Hello Ann I have never seen the Magic Cable pattern - could you tell me where I can download it from - just looks lovely. Lynette


----------



## KnittyGritty800 (Apr 1, 2014)

Beautiful work!!


----------



## dancewithmarg (Oct 2, 2012)

I first started doing the Magic Cable sweaters after I saw Ricki Mundstock at one of Pat's workshops in Hamilton, long time ago. I loved making them and made lots,until I had to get rid of my standard machine when I moved. If you buy the pattern, you should also buy the punch card to go with it, otherwise you'll have a lot of punching to do. The only one I found that went skew-whiff was the candy cane sweater, I frogged that after the first front and never did complete it. I agree they are fun and easy to do.


----------



## jeannie2954 (Apr 19, 2011)

Beautiful sweater, great job, thanks for sharing.


----------



## evelynetricot (Jun 19, 2015)

wonderful sweater!
do you have a pattern that you can share ?
I am also very interested in your neckband. looks so profesional and I do not know how to make something as pretty
;o))


----------



## suedenie (Nov 15, 2015)

We need a bit of motivation sometimes. Hope your jumper is successful. Let us all see it here on KP when you've completed it.


----------



## suedenie (Nov 15, 2015)

I've been out today I meet up with a few friends who all machine knit. The eldest Anne being 91. She nearly always produces something, puts us to shame, I wore my magic cable Jumper, none could make our minds up what colour it was. It looked a duckegg green on the cone, after it was knitted up, it was more sea green. It did look nice and was lovely and warm. Thank you for your message.


----------



## suedenie (Nov 15, 2015)

It was only while I was looking through my folders of machine Knitting patterns that inspired me to knit a magic cable. I love the designs especially the big patterns for electronic Knitting machines. We buy all these books and wool, and once we get going we wonder why haven't done them for yonks. Just seen the weather forecast for UK on Friday, looks a bit cold & snowy, I think I might knit another one. Hope yours turns out as planned. Bye for now Sue


----------



## randiejg (Oct 29, 2011)

GrammaAnn said:


> That is really great ! I love Magic Cables patterns - so simple and look great! I always get comments on mine when I wear them. Thanks for sharing your work!  Ann


I've made a few as well, and do get a lot of comments. They are quite easy once you get going.
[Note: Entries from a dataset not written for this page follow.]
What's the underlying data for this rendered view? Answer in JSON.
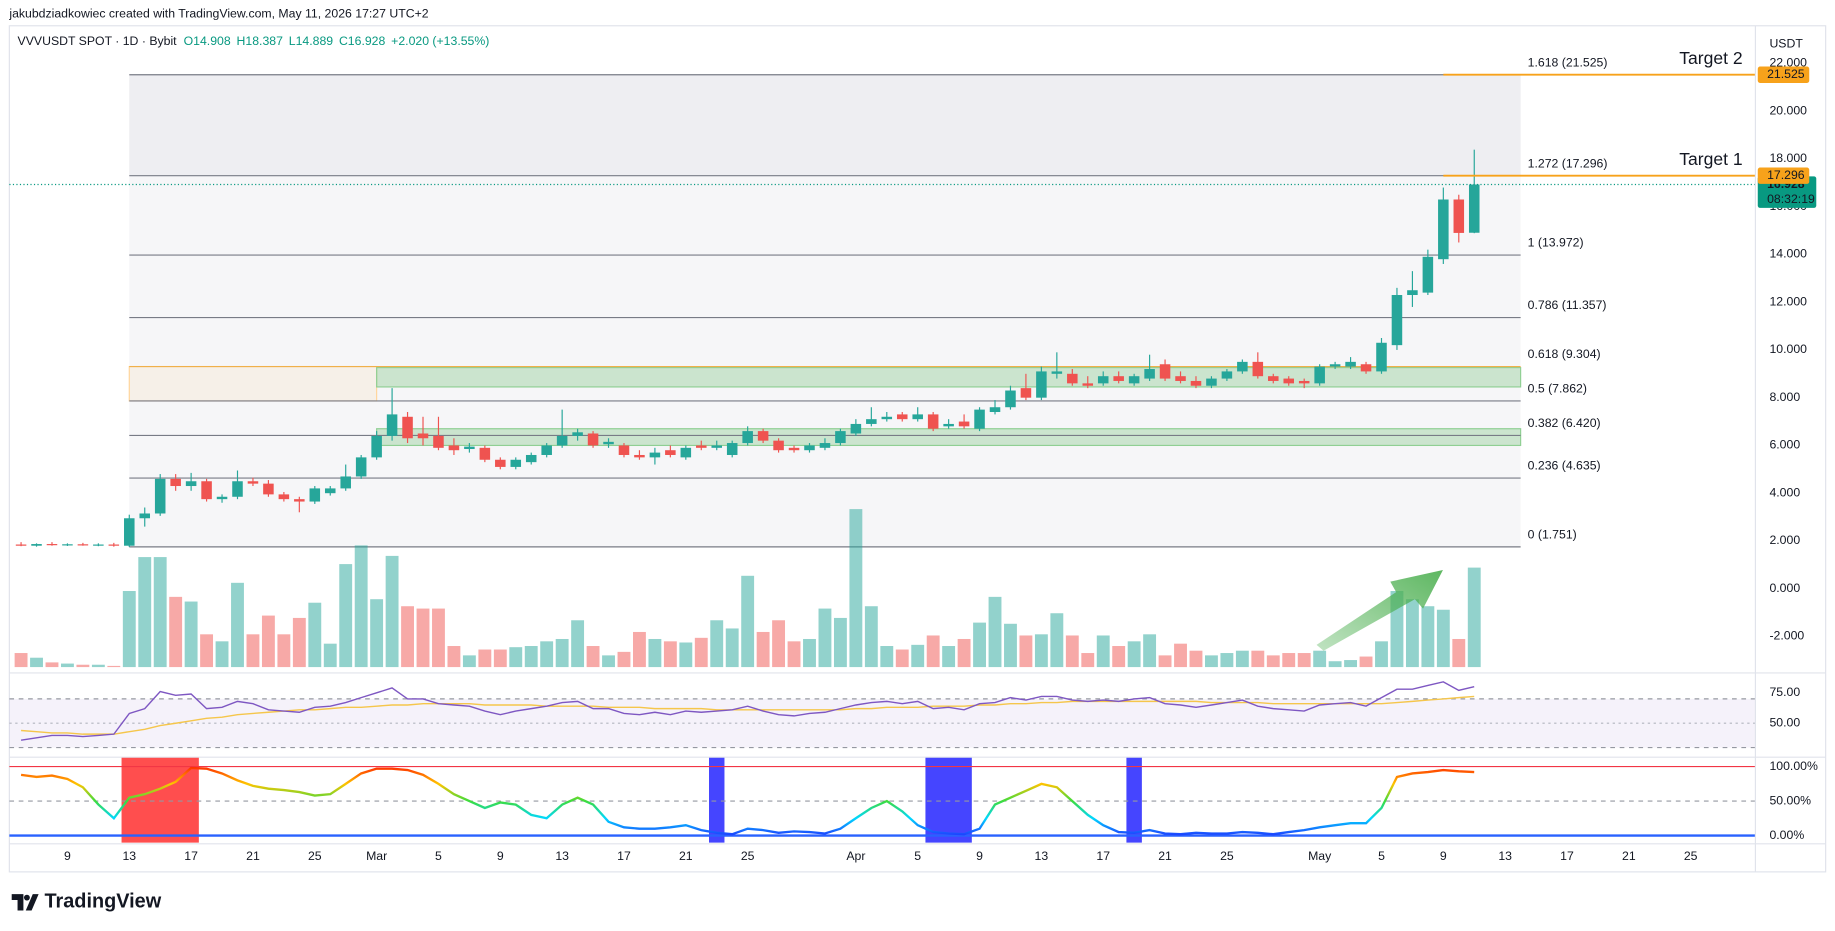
{
  "chart_data": {
    "type": "candlestick",
    "title": "jakubdziadkowiec created with TradingView.com, May 11, 2026 17:27 UTC+2",
    "symbol": "VVVUSDT SPOT · 1D · Bybit",
    "legend": [
      "O14.908",
      "H18.387",
      "L14.889",
      "C16.928",
      "+2.020 (+13.55%)"
    ],
    "currency": "USDT",
    "brand": "TradingView",
    "colors": {
      "up": "#26a69a",
      "down": "#ef5350"
    },
    "x": [
      "Feb 6",
      "Feb 7",
      "Feb 8",
      "Feb 9",
      "Feb 10",
      "Feb 11",
      "Feb 12",
      "Feb 13",
      "Feb 14",
      "Feb 15",
      "Feb 16",
      "Feb 17",
      "Feb 18",
      "Feb 19",
      "Feb 20",
      "Feb 21",
      "Feb 22",
      "Feb 23",
      "Feb 24",
      "Feb 25",
      "Feb 26",
      "Feb 27",
      "Feb 28",
      "Mar 1",
      "Mar 2",
      "Mar 3",
      "Mar 4",
      "Mar 5",
      "Mar 6",
      "Mar 7",
      "Mar 8",
      "Mar 9",
      "Mar 10",
      "Mar 11",
      "Mar 12",
      "Mar 13",
      "Mar 14",
      "Mar 15",
      "Mar 16",
      "Mar 17",
      "Mar 18",
      "Mar 19",
      "Mar 20",
      "Mar 21",
      "Mar 22",
      "Mar 23",
      "Mar 24",
      "Mar 25",
      "Mar 26",
      "Mar 27",
      "Mar 28",
      "Mar 29",
      "Mar 30",
      "Mar 31",
      "Apr 1",
      "Apr 2",
      "Apr 3",
      "Apr 4",
      "Apr 5",
      "Apr 6",
      "Apr 7",
      "Apr 8",
      "Apr 9",
      "Apr 10",
      "Apr 11",
      "Apr 12",
      "Apr 13",
      "Apr 14",
      "Apr 15",
      "Apr 16",
      "Apr 17",
      "Apr 18",
      "Apr 19",
      "Apr 20",
      "Apr 21",
      "Apr 22",
      "Apr 23",
      "Apr 24",
      "Apr 25",
      "Apr 26",
      "Apr 27",
      "Apr 28",
      "Apr 29",
      "Apr 30",
      "May 1",
      "May 2",
      "May 3",
      "May 4",
      "May 5",
      "May 6",
      "May 7",
      "May 8",
      "May 9",
      "May 10",
      "May 11"
    ],
    "xticks": [
      {
        "value": "Feb 9",
        "label": "9"
      },
      {
        "value": "Feb 13",
        "label": "13"
      },
      {
        "value": "Feb 17",
        "label": "17"
      },
      {
        "value": "Feb 21",
        "label": "21"
      },
      {
        "value": "Feb 25",
        "label": "25"
      },
      {
        "value": "Mar 1",
        "label": "Mar"
      },
      {
        "value": "Mar 5",
        "label": "5"
      },
      {
        "value": "Mar 9",
        "label": "9"
      },
      {
        "value": "Mar 13",
        "label": "13"
      },
      {
        "value": "Mar 17",
        "label": "17"
      },
      {
        "value": "Mar 21",
        "label": "21"
      },
      {
        "value": "Mar 25",
        "label": "25"
      },
      {
        "value": "Apr 1",
        "label": "Apr"
      },
      {
        "value": "Apr 5",
        "label": "5"
      },
      {
        "value": "Apr 9",
        "label": "9"
      },
      {
        "value": "Apr 13",
        "label": "13"
      },
      {
        "value": "Apr 17",
        "label": "17"
      },
      {
        "value": "Apr 21",
        "label": "21"
      },
      {
        "value": "Apr 25",
        "label": "25"
      },
      {
        "value": "May 1",
        "label": "May"
      },
      {
        "value": "May 5",
        "label": "5"
      },
      {
        "value": "May 9",
        "label": "9"
      },
      {
        "value": "May 13",
        "label": "13"
      },
      {
        "value": "May 17",
        "label": "17"
      },
      {
        "value": "May 21",
        "label": "21"
      },
      {
        "value": "May 25",
        "label": "25"
      }
    ],
    "ylim": [
      -3.43,
      22.4
    ],
    "yticks": [
      {
        "value": 22,
        "label": "22.000"
      },
      {
        "value": 20,
        "label": "20.000"
      },
      {
        "value": 18,
        "label": "18.000"
      },
      {
        "value": 16,
        "label": "16.000"
      },
      {
        "value": 14,
        "label": "14.000"
      },
      {
        "value": 12,
        "label": "12.000"
      },
      {
        "value": 10,
        "label": "10.000"
      },
      {
        "value": 8,
        "label": "8.000"
      },
      {
        "value": 6,
        "label": "6.000"
      },
      {
        "value": 4,
        "label": "4.000"
      },
      {
        "value": 2,
        "label": "2.000"
      },
      {
        "value": 0,
        "label": "0.000"
      },
      {
        "value": -2,
        "label": "-2.000"
      }
    ],
    "grid": false,
    "open": [
      1.85,
      1.8,
      1.87,
      1.83,
      1.86,
      1.82,
      1.85,
      1.8,
      2.95,
      3.15,
      4.6,
      4.3,
      4.5,
      3.75,
      3.85,
      4.5,
      4.4,
      3.95,
      3.75,
      3.65,
      4.0,
      4.2,
      4.7,
      5.5,
      6.4,
      7.2,
      6.5,
      6.4,
      6.0,
      5.85,
      5.9,
      5.4,
      5.1,
      5.3,
      5.6,
      6.0,
      6.4,
      6.5,
      6.05,
      6.0,
      5.6,
      5.5,
      5.8,
      5.5,
      6.0,
      5.9,
      5.6,
      6.1,
      6.6,
      6.2,
      5.9,
      5.8,
      5.9,
      6.1,
      6.5,
      6.9,
      7.1,
      7.3,
      7.1,
      7.3,
      6.8,
      7.0,
      6.7,
      7.4,
      7.6,
      8.4,
      8.0,
      9.0,
      9.0,
      8.6,
      8.6,
      8.9,
      8.6,
      8.8,
      9.4,
      8.9,
      8.7,
      8.5,
      8.8,
      9.1,
      9.5,
      8.9,
      8.8,
      8.7,
      8.6,
      9.3,
      9.3,
      9.4,
      9.1,
      10.2,
      12.3,
      12.4,
      13.8,
      16.3,
      14.908
    ],
    "high": [
      1.95,
      1.9,
      1.95,
      1.9,
      1.92,
      1.9,
      1.92,
      3.1,
      3.4,
      4.8,
      4.8,
      4.85,
      4.6,
      3.95,
      4.95,
      4.65,
      4.55,
      4.05,
      3.85,
      4.3,
      4.3,
      5.2,
      5.6,
      6.6,
      8.4,
      7.4,
      7.2,
      7.2,
      6.3,
      6.1,
      6.0,
      5.5,
      5.5,
      5.7,
      6.1,
      7.5,
      6.7,
      6.6,
      6.3,
      6.1,
      5.8,
      5.9,
      6.0,
      6.0,
      6.2,
      6.2,
      6.2,
      6.8,
      6.7,
      6.3,
      6.0,
      6.1,
      6.3,
      6.7,
      7.1,
      7.6,
      7.4,
      7.4,
      7.6,
      7.4,
      7.1,
      7.3,
      7.6,
      7.9,
      8.5,
      9.0,
      9.3,
      9.9,
      9.2,
      8.9,
      9.1,
      9.1,
      9.0,
      9.8,
      9.6,
      9.1,
      8.9,
      8.9,
      9.2,
      9.6,
      9.9,
      9.0,
      8.9,
      8.8,
      9.4,
      9.5,
      9.7,
      9.5,
      10.5,
      12.6,
      13.3,
      14.2,
      16.8,
      16.5,
      18.387
    ],
    "low": [
      1.78,
      1.76,
      1.8,
      1.79,
      1.8,
      1.78,
      1.76,
      1.75,
      2.6,
      3.05,
      4.1,
      4.1,
      3.65,
      3.6,
      3.75,
      4.3,
      3.85,
      3.65,
      3.2,
      3.55,
      3.9,
      4.1,
      4.6,
      5.4,
      6.2,
      6.1,
      6.0,
      5.8,
      5.6,
      5.7,
      5.3,
      5.0,
      5.0,
      5.2,
      5.5,
      5.9,
      6.2,
      5.9,
      5.9,
      5.5,
      5.4,
      5.2,
      5.5,
      5.4,
      5.8,
      5.8,
      5.5,
      6.0,
      6.1,
      5.7,
      5.7,
      5.7,
      5.8,
      6.0,
      6.4,
      6.8,
      7.0,
      7.0,
      7.0,
      6.6,
      6.7,
      6.7,
      6.6,
      7.3,
      7.5,
      7.9,
      7.9,
      8.8,
      8.5,
      8.4,
      8.5,
      8.6,
      8.5,
      8.7,
      8.7,
      8.6,
      8.4,
      8.4,
      8.7,
      9.0,
      8.8,
      8.6,
      8.5,
      8.4,
      8.5,
      9.2,
      9.2,
      9.0,
      9.0,
      10.0,
      11.8,
      12.3,
      13.6,
      14.5,
      14.889
    ],
    "close": [
      1.8,
      1.87,
      1.83,
      1.86,
      1.82,
      1.85,
      1.8,
      2.95,
      3.15,
      4.6,
      4.3,
      4.5,
      3.75,
      3.85,
      4.5,
      4.4,
      3.95,
      3.75,
      3.65,
      4.2,
      4.2,
      4.7,
      5.5,
      6.4,
      7.3,
      6.3,
      6.3,
      5.9,
      5.8,
      5.95,
      5.4,
      5.1,
      5.4,
      5.6,
      6.0,
      6.4,
      6.55,
      6.0,
      6.15,
      5.6,
      5.5,
      5.7,
      5.6,
      5.9,
      5.9,
      6.0,
      6.1,
      6.6,
      6.2,
      5.8,
      5.8,
      6.0,
      6.1,
      6.6,
      6.9,
      7.1,
      7.2,
      7.1,
      7.3,
      6.7,
      6.9,
      6.8,
      7.5,
      7.6,
      8.3,
      8.0,
      9.1,
      9.1,
      8.6,
      8.5,
      8.9,
      8.7,
      8.9,
      9.2,
      8.8,
      8.7,
      8.5,
      8.8,
      9.1,
      9.5,
      8.9,
      8.7,
      8.6,
      8.6,
      9.3,
      9.4,
      9.5,
      9.1,
      10.3,
      12.3,
      12.5,
      13.9,
      16.3,
      14.9,
      16.928
    ],
    "volume": [
      12,
      8,
      4,
      3,
      2,
      2,
      1,
      65,
      94,
      94,
      60,
      56,
      28,
      22,
      72,
      28,
      44,
      28,
      42,
      55,
      20,
      88,
      104,
      58,
      95,
      52,
      50,
      50,
      18,
      10,
      15,
      15,
      17,
      18,
      22,
      24,
      40,
      18,
      10,
      13,
      30,
      24,
      22,
      21,
      25,
      40,
      33,
      78,
      30,
      40,
      22,
      24,
      50,
      42,
      135,
      52,
      18,
      15,
      19,
      27,
      18,
      24,
      38,
      60,
      37,
      27,
      28,
      46,
      27,
      12,
      27,
      18,
      22,
      28,
      10,
      20,
      14,
      10,
      12,
      14,
      14,
      10,
      12,
      12,
      14,
      5,
      6,
      9,
      22,
      65,
      58,
      52,
      49,
      24,
      85
    ],
    "fib": {
      "from": "Feb 13",
      "to": "May 14",
      "levels": [
        {
          "label": "0 (1.751)",
          "value": 1.751,
          "color": "#787b86"
        },
        {
          "label": "0.236 (4.635)",
          "value": 4.635,
          "color": "#787b86"
        },
        {
          "label": "0.382 (6.420)",
          "value": 6.42,
          "color": "#787b86"
        },
        {
          "label": "0.5 (7.862)",
          "value": 7.862,
          "color": "#787b86"
        },
        {
          "label": "0.618 (9.304)",
          "value": 9.304,
          "color": "#f0b04a"
        },
        {
          "label": "0.786 (11.357)",
          "value": 11.357,
          "color": "#787b86"
        },
        {
          "label": "1 (13.972)",
          "value": 13.972,
          "color": "#787b86"
        },
        {
          "label": "1.272 (17.296)",
          "value": 17.296,
          "color": "#787b86"
        },
        {
          "label": "1.618 (21.525)",
          "value": 21.525,
          "color": "#787b86"
        }
      ]
    },
    "boxes": [
      {
        "from": "Feb 13",
        "to": "Mar 1",
        "top": 9.304,
        "bottom": 7.862,
        "fill": "rgba(255,183,77,0.09)",
        "stroke": "#ffd59a"
      },
      {
        "from": "Mar 1",
        "to": "May 14",
        "top": 9.26,
        "bottom": 8.45,
        "fill": "rgba(76,175,80,0.25)",
        "stroke": "#8fcf93"
      },
      {
        "from": "Mar 1",
        "to": "May 14",
        "top": 6.7,
        "bottom": 6.0,
        "fill": "rgba(76,175,80,0.25)",
        "stroke": "#8fcf93"
      }
    ],
    "targets": [
      {
        "label": "Target 2",
        "value": 21.525,
        "value_label": "21.525",
        "from": "May 9",
        "color": "#f7a21b"
      },
      {
        "label": "Target 1",
        "value": 17.296,
        "value_label": "17.296",
        "from": "May 9",
        "color": "#f7a21b"
      }
    ],
    "last_price": {
      "value": 16.928,
      "label": "16.928",
      "countdown": "08:32:19",
      "color": "#089981"
    },
    "rsi": {
      "values": [
        36,
        38,
        40,
        40,
        39,
        40,
        41,
        58,
        62,
        76,
        73,
        74,
        62,
        63,
        68,
        66,
        61,
        60,
        59,
        63,
        64,
        67,
        71,
        75,
        79,
        70,
        70,
        66,
        65,
        64,
        60,
        57,
        60,
        62,
        64,
        67,
        68,
        62,
        62,
        58,
        57,
        59,
        57,
        60,
        59,
        60,
        61,
        64,
        60,
        57,
        56,
        58,
        59,
        62,
        65,
        67,
        68,
        66,
        68,
        62,
        63,
        61,
        66,
        67,
        71,
        69,
        72,
        72,
        69,
        68,
        69,
        68,
        70,
        71,
        66,
        65,
        63,
        65,
        67,
        69,
        64,
        62,
        61,
        60,
        65,
        66,
        67,
        64,
        71,
        78,
        78,
        81,
        84,
        77,
        80
      ],
      "ma": [
        44,
        43,
        42,
        42,
        41,
        41,
        41,
        43,
        45,
        48,
        50,
        52,
        54,
        55,
        57,
        58,
        59,
        60,
        61,
        61,
        62,
        63,
        63,
        64,
        65,
        65,
        66,
        66,
        66,
        66,
        65,
        65,
        65,
        65,
        64,
        64,
        64,
        64,
        63,
        63,
        63,
        62,
        62,
        62,
        62,
        61,
        61,
        61,
        61,
        61,
        61,
        61,
        61,
        61,
        62,
        62,
        63,
        63,
        63,
        64,
        64,
        64,
        65,
        65,
        66,
        66,
        67,
        67,
        68,
        68,
        68,
        68,
        68,
        68,
        68,
        68,
        68,
        67,
        67,
        67,
        67,
        66,
        66,
        66,
        66,
        66,
        66,
        66,
        66,
        67,
        68,
        69,
        70,
        71,
        72
      ],
      "color": "#7e57c2",
      "ma_color": "#f5c64b",
      "ylim": [
        24,
        89.4
      ],
      "yticks": [
        {
          "value": 75,
          "label": "75.00"
        },
        {
          "value": 50,
          "label": "50.00"
        }
      ],
      "bands": [
        70,
        30
      ],
      "midline": 50
    },
    "oscillator": {
      "values": [
        88,
        85,
        87,
        82,
        70,
        45,
        25,
        55,
        60,
        68,
        78,
        98,
        97,
        90,
        80,
        72,
        68,
        66,
        63,
        58,
        60,
        75,
        90,
        97,
        97,
        95,
        88,
        75,
        60,
        50,
        40,
        48,
        45,
        30,
        25,
        45,
        55,
        45,
        20,
        12,
        10,
        10,
        12,
        15,
        8,
        4,
        2,
        10,
        8,
        4,
        6,
        5,
        3,
        10,
        25,
        40,
        50,
        35,
        15,
        5,
        3,
        2,
        10,
        45,
        55,
        65,
        75,
        70,
        50,
        30,
        15,
        5,
        4,
        8,
        3,
        2,
        4,
        3,
        3,
        5,
        4,
        2,
        5,
        8,
        12,
        15,
        18,
        18,
        40,
        85,
        90,
        92,
        95,
        93,
        92
      ],
      "gradient": [
        "#1e3cff",
        "#00d8ff",
        "#3ddc3d",
        "#ffc400",
        "#ff2a00"
      ],
      "ylim": [
        -10.2,
        113.6
      ],
      "yticks": [
        {
          "value": 100,
          "label": "100.00%"
        },
        {
          "value": 50,
          "label": "50.00%"
        },
        {
          "value": 0,
          "label": "0.00%"
        }
      ],
      "levels": [
        {
          "value": 100,
          "color": "#f23645",
          "dash": false
        },
        {
          "value": 50,
          "color": "#9598a1",
          "dash": true
        },
        {
          "value": 0,
          "color": "#2962ff",
          "dash": false
        }
      ],
      "zones": [
        {
          "from": "Feb 13",
          "to": "Feb 17",
          "color": "#ff4545"
        },
        {
          "from": "Mar 23",
          "to": "Mar 23",
          "color": "#3b3bff"
        },
        {
          "from": "Apr 6",
          "to": "Apr 8",
          "color": "#3b3bff"
        },
        {
          "from": "Apr 19",
          "to": "Apr 19",
          "color": "#3b3bff"
        }
      ]
    }
  }
}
I don't know if these are still being sold new (unless some dealers have the patterns), but I see them on eBay all the time.


----------



## Floydiris (Feb 17, 2015)

suedenie said:


> I can't remember the last time that I knitted a magic cable garment. I do enjoy knitting them, when I get myself motivated they are so easy and quick. This one was knitted in 3 strands of 2/30 industrial acrylic. I even did a cut and sew neckline. One way to get my stash of wool knitted up.


Wow that is brilliant and so professional looking. I must give the magic cable a go, if i am brave enough! Well done


----------



## nannie343 (Aug 15, 2012)

Very nice, love the magic cables.


----------



## dancewithmarg (Oct 2, 2012)

You can buy the patterns here:
http://www.knitnatters.com/links.htm
Scroll down to Magic Cables and click on the link.


----------



## kwharrod (Jul 24, 2012)

Beautifully done. I wonder where my magic cable books are hiding.


----------



## JuDyAEd (Jan 26, 2015)

Ugh! I can't get how to do this. I have three of the Magic Cable books and they all say no transferring of stitches yet she has a photo for transferring stitches. Am I missing something? Is there a You Tube demonstration on how to do this?


----------



## MtKnitter (Dec 10, 2011)

I found my magic cable pattern but I'm a bit unclear about how to input the pattern information into my machine. Did you use DAK? I just got a 965i and DAK but I haven't tried either of them yet.


----------



## JuDyAEd (Jan 26, 2015)

I'm using the FB 100 and KH 930.


----------



## GrammaAnn (Dec 16, 2011)

JuDyAEd said:


> Ugh! I can't get how to do this. I have three of the Magic Cable books and they all say no transferring of stitches yet she has a photo for transferring stitches. Am I missing something? Is there a You Tube demonstration on how to do this?


It's a process of knitting a specified number of rows for the pattern you choose, then picking up the loop of the tuck from below and hanging it on specified needles. As it pulls the fabric up it resembles a cable. It is very simple. If you have a pattern, it is easy to follow.  Ann


----------



## JuDyAEd (Jan 26, 2015)

Thanks Ann. I think I need to choose a different yarn and color. Black is too difficult to see the tuck. :roll:


----------



## suedenie (Nov 15, 2015)

These patterns are a bit misleading. You do move the tuck stitch, but you only put it on the needle it tells you too. Then I usually pull the needle forward so that all the loops knit off properly, when I knit the next 12 or 16 rows depending which pattern you are knitting. Then I cable again. Once you get going it will click, honest


----------